I will start by naming some fallacies of distraction. These occur when someone misses the point or draws his hearers away from the point he is trying to make. Later, if you prefer, we will address fallacies of ambiguity and form. Further, the fastest way to fry your modem is to point out my own faulty logic.
Lessons in Logic
Fallacies of Distraction
Fallacy #1 – Ipse Dixit
Ipse dixit is the “because I said so” fallacy. It occurs when when a non-authority is cited as the reason for something. The fallacy takes this form, “[Respected person] says [fill in the blank], therefore it must be true.” Such as…
“Of course Mountain Dew causes cancer, my teacher told me so.”

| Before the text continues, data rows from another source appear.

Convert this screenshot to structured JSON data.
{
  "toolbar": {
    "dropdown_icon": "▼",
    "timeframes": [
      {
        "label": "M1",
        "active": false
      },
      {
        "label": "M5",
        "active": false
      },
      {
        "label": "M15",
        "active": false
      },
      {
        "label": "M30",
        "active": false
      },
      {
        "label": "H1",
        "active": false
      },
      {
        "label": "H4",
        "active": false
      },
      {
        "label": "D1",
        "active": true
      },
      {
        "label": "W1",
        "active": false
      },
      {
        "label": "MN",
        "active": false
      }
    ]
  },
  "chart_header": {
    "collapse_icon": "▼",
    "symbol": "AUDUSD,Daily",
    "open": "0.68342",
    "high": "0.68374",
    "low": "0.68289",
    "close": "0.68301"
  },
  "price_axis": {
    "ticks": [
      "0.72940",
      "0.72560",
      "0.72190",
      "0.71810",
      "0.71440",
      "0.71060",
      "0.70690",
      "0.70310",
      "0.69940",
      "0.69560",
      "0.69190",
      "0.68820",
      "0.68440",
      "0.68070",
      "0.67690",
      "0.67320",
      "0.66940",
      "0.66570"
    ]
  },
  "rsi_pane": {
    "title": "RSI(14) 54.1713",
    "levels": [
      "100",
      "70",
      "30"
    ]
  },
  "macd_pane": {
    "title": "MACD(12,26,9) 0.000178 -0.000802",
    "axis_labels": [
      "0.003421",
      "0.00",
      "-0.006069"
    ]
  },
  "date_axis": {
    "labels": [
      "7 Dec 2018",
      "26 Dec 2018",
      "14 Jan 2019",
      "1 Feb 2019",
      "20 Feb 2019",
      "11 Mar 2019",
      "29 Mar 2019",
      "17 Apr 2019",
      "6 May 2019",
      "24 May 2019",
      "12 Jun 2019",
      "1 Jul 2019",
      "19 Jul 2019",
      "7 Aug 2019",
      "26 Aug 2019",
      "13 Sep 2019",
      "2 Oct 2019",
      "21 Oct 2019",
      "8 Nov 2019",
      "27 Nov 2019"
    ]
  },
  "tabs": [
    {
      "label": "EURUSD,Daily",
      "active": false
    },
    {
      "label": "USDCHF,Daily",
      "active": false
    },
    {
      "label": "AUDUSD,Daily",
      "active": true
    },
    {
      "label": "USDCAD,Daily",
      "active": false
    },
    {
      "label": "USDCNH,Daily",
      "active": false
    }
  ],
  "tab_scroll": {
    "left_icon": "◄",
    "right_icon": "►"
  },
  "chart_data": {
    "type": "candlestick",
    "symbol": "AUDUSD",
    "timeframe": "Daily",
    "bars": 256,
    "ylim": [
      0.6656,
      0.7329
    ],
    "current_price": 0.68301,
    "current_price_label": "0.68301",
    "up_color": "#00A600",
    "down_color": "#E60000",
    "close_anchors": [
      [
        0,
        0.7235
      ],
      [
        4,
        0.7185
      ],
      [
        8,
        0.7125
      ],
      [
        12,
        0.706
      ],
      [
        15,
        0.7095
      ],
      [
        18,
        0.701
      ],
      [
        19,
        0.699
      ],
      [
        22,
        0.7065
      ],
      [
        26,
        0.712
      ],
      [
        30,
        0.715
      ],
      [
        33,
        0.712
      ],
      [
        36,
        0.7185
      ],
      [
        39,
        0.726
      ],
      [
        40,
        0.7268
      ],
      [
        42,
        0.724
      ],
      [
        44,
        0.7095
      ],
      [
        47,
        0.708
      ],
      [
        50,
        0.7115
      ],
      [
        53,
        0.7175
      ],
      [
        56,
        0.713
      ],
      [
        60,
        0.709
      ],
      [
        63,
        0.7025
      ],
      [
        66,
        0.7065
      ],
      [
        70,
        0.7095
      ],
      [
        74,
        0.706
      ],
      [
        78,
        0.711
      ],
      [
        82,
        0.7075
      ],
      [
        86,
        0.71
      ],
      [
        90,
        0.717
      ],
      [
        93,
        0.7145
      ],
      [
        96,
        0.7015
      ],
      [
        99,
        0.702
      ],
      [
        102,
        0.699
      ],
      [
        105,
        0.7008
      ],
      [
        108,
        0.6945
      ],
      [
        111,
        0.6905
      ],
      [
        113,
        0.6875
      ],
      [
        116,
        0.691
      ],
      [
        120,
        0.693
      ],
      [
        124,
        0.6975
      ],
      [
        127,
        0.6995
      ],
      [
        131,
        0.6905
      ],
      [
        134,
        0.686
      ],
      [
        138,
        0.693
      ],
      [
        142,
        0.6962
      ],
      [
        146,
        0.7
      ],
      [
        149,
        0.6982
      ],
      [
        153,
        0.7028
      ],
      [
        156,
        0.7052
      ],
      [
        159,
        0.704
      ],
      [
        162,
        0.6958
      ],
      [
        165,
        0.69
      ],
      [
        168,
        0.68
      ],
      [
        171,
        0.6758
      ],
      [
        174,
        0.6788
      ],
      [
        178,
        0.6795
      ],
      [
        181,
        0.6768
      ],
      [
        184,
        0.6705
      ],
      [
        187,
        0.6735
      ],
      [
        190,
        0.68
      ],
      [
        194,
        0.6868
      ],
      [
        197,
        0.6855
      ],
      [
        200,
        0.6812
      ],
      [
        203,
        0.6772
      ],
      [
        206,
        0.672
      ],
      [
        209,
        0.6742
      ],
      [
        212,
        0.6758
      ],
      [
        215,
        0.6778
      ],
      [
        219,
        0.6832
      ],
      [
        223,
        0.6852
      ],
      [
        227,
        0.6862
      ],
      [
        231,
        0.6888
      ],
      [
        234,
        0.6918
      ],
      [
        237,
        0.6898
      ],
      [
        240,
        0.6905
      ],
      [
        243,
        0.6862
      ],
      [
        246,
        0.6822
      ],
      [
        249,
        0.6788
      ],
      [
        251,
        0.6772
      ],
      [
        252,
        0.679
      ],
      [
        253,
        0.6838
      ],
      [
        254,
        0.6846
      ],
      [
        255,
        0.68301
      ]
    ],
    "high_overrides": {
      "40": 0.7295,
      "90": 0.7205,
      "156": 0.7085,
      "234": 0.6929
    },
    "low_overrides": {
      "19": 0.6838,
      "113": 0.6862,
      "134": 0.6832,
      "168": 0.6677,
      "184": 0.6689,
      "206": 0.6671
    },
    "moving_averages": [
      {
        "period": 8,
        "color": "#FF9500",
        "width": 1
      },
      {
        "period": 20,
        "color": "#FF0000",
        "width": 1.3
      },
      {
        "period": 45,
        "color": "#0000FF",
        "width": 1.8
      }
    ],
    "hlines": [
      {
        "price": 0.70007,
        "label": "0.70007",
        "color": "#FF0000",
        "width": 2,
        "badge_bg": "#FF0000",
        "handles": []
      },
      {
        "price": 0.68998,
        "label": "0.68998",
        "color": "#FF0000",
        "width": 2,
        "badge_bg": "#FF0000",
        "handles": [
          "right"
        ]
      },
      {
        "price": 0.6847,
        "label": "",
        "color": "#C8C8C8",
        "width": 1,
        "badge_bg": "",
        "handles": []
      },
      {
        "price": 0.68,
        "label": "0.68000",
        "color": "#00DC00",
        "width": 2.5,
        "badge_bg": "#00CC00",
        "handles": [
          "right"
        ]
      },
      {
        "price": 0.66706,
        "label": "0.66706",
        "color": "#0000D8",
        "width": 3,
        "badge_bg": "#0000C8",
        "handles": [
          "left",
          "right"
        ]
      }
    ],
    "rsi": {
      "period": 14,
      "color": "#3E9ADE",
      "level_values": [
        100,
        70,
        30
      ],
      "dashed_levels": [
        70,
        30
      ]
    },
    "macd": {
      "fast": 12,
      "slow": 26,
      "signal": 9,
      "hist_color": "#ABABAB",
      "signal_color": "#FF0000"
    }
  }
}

Now, unfortunately, the statement above may true, but not because a teacher said so. Generally, teachers are not trained in oncology or interplanetary life or end times. This is not to promote a distrust in teachers or dads who talk big with their kids (i.e. Calvin’s dad–of Calvin and Hobbes) or spouting preachers getting waaaay off topic. It’s simply a statement that just because it’s said by an authority does not make it truth.
From real life…
When I was in high school, a visiting evangelist came to my school’s chapel and declared the date which Christ would return. I remember how unsettling that was to me because it was, like totally, just a short time before I was supposed to graduate.
I don’t doubt that the evangelist was an authority in certain areas, but I am skeptical that he has sat with the Trinity at a calendar meeting.
Beware the ipse dixit.
Also, I would welcome you to comment with any ipse dixits of your own.